Me es
imposible contar las noches de 24 de Julio que he pasado en Santiago. Algunas de
las veladas más hermosas y sublimes de mi vida las he vivido ese día y en esa
ciudad. 18 años viví en Galicia y creo que nunca falté a la cita. La víspera
del apóstol era la más deseada y mágica del año. La energía y la fogosidad de
mi adolescencia y de mi juventud se iluminaban cada año bajo un cielo de fuegos
artificiales y se acrecentaban aún más al calor de innumerables tazas de
ribeiro.
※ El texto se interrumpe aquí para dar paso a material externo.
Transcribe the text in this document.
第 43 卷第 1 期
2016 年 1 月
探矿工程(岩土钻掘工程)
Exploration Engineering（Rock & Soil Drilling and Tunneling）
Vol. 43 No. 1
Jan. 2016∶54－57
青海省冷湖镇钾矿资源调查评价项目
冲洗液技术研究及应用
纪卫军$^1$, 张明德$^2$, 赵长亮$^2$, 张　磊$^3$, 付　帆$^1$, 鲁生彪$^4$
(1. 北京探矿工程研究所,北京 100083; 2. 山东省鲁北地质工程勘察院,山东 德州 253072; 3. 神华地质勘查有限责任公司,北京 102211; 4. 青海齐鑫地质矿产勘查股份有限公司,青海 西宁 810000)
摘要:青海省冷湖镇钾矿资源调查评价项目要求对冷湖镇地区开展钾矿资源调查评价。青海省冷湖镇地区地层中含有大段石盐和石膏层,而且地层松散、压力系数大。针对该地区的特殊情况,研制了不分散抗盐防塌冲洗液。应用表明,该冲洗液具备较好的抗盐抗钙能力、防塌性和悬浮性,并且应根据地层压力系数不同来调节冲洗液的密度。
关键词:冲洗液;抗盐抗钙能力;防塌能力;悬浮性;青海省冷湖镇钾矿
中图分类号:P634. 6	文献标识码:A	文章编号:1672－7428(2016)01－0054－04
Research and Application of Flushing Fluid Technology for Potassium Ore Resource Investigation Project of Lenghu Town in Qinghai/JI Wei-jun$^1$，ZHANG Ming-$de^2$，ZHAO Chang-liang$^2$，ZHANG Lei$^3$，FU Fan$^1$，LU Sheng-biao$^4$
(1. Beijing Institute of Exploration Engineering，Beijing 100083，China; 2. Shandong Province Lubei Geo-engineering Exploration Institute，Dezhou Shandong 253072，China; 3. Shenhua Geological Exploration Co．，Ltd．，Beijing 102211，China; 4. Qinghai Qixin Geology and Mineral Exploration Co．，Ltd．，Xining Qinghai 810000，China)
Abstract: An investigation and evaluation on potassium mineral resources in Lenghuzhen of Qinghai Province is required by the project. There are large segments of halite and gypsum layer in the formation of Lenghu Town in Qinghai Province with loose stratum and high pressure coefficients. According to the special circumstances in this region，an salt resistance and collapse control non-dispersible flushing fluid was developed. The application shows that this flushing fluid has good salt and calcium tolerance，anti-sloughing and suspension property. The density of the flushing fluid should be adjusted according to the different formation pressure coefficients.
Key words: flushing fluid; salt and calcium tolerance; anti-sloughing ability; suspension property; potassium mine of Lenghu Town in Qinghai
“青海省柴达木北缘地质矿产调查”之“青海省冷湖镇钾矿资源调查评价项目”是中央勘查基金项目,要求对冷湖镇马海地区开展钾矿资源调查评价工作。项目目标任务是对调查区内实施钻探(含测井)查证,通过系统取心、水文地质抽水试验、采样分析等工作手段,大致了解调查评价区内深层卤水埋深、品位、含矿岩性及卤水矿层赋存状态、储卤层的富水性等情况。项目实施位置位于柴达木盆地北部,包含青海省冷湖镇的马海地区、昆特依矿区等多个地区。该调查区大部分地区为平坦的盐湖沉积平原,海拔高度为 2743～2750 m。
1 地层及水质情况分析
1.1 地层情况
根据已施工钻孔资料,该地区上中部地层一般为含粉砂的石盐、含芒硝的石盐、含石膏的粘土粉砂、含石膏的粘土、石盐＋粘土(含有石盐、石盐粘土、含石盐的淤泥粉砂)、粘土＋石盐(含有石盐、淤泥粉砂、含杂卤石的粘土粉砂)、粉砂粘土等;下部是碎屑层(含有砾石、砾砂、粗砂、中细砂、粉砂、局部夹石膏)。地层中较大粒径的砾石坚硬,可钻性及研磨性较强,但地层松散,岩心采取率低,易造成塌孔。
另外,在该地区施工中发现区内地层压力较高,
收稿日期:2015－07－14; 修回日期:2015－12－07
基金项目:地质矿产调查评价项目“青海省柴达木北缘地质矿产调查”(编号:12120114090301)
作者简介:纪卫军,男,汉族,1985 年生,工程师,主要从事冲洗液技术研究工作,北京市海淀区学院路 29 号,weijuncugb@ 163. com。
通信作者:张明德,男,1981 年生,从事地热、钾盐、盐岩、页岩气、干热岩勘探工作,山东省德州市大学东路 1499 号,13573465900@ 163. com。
Los recuerdos se agolparon hace cuatro días en mi cabeza con el
impacto de la noticia. Fueron tantas las veces que pasé sobre esa curva fatal,
llevando conmigo mis amores, mis sueños, mis fantasías, mis borracheras y mis
ilusiones. No hay día mejor ni día peor para un accidente de esta magnitud,
pero el destino ha querido que haya sido una noche como no hay otra igual en el
calendario, ni para los compostelanos, ni para muchos gallegos. Santiago cambió
sus bombillas de colores por las luces de las ambulancias, coches de policía y
bomberos. La música de las gaitas, bandas y orquestas por el estrépito de las
sirenas. El baile en las calles y en la alameda por un desfile macabro de
heridos y muertos. No he podido escribir nada antes y aun ahora se me hace un
nudo en la garganta. Una parte de mi corazón ha vivido siempre en Santiago.
Nunca se fue de allí. Y nunca se irá.